Amazon AWS, RGenoud, Parallel Computing
----------------------------------------
Date: Sat, 11 Jun 2011 13:03:10 +0200 From: lui.r.project at googlemail.com To: r-help at r-project.org Subject: [R] Amazon AWS, RGenoud, Parallel Computing Dear R group,
[...]
I am a little bit puzzled now about what I could do... It seems like there are only very limited options for me to increase the performance. Does anybody have experience with parallel computations with rGenoud or parallelized sorting algorithms? I think one major problem is that the sorting happens rather quick (only a few hundred entries to sort), but needs to be done very frequently (population size >2000, iterations >500), so I guess the problem with the "housekeeping" of the parallel computation deminishes all benefits.
Your sort is part of algorithm or you have to sort results after getting then back out of order from async processes?

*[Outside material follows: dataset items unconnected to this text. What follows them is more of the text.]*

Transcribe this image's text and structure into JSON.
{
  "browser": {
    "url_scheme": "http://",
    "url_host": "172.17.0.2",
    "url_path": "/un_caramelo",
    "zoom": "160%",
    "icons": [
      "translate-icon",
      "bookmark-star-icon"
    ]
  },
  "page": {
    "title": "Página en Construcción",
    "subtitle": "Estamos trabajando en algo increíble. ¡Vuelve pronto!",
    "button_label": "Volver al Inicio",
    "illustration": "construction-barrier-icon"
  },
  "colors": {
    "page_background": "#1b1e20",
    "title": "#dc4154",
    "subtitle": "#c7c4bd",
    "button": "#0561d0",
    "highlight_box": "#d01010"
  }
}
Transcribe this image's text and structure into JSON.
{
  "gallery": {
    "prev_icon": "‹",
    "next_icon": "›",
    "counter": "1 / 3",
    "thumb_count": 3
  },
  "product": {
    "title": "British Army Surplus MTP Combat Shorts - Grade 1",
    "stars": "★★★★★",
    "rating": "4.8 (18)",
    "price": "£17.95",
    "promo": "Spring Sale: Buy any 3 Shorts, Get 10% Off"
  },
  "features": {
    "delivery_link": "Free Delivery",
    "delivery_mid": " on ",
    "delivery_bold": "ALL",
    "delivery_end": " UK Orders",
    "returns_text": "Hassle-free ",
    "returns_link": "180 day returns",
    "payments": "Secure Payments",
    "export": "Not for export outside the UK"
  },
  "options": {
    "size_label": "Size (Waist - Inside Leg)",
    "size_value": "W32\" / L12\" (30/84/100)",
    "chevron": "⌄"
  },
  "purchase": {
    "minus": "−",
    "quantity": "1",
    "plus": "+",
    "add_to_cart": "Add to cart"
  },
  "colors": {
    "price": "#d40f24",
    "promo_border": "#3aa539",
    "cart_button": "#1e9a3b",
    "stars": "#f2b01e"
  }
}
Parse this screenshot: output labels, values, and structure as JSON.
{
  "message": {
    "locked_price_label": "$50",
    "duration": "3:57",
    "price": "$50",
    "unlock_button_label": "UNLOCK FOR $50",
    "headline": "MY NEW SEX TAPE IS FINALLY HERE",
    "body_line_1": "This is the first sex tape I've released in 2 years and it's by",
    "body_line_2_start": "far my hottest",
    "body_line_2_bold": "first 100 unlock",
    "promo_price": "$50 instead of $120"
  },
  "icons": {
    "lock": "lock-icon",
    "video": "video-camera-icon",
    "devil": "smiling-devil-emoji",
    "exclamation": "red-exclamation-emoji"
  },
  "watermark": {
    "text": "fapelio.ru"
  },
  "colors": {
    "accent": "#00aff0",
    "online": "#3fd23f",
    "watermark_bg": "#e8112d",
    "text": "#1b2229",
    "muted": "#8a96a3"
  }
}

One of my favorite anecdotes is how I used a bash sort on huge data file to make program run faster ( from impractical zero percent CPU to very fast with full CPU usage and you complain about exactly a lack of CPU saturation). I guess a couple of comments. First, if you have specialized apps you need optimized, you may want to write dedicated c++ code. However, this won't help if you don't find the bottleneck. Lack of CPU saturation could easily be due to "waiting for stuff" like disk IO or VM swap. You really ought to find the bottle neck first, it could be anything ( except the CPU maybe LOL). The sort that I used prevented VM thrashing with no change to the app code- the app got sorted data and so VM paging became infrequent. If you can specify the problem precisely you may be able to find a simple solution.